The state argued that the recording was admissible under Minn.R.Evid. 803(5), recorded recollection. Here’s what that rule says:
[a] memorandum or record concerning a matter about which a witness once had knowledge but now has insufficient recollection to testify fully and accurately, shown to have been made or adopted by the witness when the matter was fresh in the witness’ memory and to reflect that knowledge correctly. If admitted, the memorandum or record may be read into evidence but may not itself be received as an exhibit unless offered by an adverse party.
Right out of the box Mr. Stone’s argument is in some difficulty. That’s because he did not argue at trial that the audio-recording was a “memorandum or record”. So, right away, Mr. Stone is down to two sub-arguments: whether G. J. had sufficient recollection to testify fully and accurately, and whether he either made or adopted the statement when to subject of the statement was fresh in his memory.
Insufficient memory: G.J. had some recollection, which is good enough to satisfy the rule, at least, which would seem always to be the case, when the missing parts of recollection are of “critical” details, like who it was who committed the crime.

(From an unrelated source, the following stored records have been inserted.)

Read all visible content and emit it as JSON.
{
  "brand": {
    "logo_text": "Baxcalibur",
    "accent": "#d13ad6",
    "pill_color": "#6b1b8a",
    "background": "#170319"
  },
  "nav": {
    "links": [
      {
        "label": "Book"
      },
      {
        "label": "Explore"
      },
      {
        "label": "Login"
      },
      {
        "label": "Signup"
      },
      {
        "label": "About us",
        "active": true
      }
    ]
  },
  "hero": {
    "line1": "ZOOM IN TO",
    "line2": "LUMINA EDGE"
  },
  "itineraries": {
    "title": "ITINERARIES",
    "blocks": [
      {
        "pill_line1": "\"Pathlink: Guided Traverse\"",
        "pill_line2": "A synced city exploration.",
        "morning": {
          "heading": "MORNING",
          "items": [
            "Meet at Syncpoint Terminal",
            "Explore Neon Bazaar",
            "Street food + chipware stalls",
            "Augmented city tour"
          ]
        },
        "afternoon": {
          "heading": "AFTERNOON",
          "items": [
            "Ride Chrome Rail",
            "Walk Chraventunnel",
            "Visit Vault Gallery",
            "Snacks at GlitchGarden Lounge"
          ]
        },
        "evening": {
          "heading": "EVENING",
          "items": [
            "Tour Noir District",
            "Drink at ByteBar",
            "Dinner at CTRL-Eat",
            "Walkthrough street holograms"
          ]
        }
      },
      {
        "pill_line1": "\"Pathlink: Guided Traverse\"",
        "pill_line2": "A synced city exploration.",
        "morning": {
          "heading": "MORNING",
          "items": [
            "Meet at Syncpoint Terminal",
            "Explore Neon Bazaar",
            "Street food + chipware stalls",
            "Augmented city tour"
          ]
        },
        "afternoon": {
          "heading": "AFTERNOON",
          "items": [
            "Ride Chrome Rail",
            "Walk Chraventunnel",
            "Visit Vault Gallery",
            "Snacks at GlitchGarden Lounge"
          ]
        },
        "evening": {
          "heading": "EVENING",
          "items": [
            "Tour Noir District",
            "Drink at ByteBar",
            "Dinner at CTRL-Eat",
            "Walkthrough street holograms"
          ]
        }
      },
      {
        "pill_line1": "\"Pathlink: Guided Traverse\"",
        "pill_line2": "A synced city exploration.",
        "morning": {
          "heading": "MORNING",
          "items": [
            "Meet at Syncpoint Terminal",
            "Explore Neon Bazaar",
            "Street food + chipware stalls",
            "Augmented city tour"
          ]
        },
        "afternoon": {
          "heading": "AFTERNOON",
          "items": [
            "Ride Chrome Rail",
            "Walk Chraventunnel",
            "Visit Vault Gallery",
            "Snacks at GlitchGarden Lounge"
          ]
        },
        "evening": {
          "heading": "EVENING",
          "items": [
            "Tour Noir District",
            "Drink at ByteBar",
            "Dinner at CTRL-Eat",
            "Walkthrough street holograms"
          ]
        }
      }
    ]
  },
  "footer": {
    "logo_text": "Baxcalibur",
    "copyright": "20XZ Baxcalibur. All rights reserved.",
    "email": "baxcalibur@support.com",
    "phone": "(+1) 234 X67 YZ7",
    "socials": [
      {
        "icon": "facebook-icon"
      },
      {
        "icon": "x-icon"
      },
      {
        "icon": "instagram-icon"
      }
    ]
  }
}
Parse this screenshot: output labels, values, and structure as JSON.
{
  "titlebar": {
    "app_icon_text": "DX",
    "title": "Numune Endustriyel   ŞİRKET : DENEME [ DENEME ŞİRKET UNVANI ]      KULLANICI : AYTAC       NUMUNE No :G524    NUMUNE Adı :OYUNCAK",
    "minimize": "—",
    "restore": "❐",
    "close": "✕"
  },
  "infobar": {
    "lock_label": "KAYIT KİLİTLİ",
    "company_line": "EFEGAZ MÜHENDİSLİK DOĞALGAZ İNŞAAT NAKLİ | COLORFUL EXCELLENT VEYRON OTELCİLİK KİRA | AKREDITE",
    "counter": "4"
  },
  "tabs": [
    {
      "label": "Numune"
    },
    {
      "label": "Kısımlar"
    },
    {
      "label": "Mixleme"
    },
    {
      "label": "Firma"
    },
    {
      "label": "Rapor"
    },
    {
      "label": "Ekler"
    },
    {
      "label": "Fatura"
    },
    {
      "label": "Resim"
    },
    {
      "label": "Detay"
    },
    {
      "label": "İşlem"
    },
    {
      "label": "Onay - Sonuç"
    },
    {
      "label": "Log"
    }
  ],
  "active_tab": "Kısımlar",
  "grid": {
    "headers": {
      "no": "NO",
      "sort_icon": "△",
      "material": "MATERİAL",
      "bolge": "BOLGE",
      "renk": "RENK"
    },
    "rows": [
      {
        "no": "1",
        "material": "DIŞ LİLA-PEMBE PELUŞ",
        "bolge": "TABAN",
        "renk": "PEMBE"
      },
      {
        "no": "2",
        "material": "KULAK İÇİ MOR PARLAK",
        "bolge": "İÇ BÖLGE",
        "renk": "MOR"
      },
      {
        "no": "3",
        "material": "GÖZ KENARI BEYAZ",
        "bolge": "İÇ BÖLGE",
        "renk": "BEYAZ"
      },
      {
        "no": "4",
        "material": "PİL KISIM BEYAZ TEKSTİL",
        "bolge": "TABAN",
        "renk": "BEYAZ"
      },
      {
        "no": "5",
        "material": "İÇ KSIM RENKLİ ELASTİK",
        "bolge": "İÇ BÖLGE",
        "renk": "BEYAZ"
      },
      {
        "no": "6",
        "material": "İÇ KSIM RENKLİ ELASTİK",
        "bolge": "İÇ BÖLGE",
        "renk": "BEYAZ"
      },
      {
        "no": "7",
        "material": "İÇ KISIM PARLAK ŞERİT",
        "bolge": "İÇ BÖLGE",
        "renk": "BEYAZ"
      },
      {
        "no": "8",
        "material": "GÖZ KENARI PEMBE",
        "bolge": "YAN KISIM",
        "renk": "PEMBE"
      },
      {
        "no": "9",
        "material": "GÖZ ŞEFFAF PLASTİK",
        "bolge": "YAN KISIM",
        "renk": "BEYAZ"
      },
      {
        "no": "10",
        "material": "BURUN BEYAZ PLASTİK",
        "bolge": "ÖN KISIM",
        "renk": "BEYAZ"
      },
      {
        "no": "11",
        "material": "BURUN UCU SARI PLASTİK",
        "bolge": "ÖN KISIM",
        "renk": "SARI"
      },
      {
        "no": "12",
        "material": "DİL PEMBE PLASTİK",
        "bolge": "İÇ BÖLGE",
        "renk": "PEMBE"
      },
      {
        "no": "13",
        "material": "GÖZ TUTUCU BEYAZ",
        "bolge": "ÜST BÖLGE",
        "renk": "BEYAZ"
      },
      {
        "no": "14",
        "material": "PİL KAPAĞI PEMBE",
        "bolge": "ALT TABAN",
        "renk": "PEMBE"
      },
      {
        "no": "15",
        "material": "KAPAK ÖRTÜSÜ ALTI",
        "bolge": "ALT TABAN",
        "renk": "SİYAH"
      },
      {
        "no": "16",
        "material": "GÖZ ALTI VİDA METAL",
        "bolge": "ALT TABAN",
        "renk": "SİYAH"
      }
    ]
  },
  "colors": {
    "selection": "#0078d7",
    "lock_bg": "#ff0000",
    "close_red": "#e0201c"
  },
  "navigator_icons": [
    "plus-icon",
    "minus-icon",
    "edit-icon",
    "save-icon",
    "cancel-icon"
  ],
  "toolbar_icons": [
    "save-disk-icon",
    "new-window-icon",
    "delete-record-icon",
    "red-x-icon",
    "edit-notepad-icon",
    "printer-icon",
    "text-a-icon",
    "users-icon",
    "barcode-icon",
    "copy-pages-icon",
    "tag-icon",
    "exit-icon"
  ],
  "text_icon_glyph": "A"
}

Made or adopted: This is easy when the witness hand-writes and signs a written statement; it’s been made or adopted. A witness who testifies that a transcribed statement contains his signature and that he believes that he would not have signed it unless the contents were true has made or adopted the statement. Walker v. Larson, 284 Minn. 99, 104, 169 N.W.2d 737, 741 (1969). An audio recording gets a bit trickier, but where, as here, no one disputed that the voice on the recording was that of G.J., then he “made” the audio recording.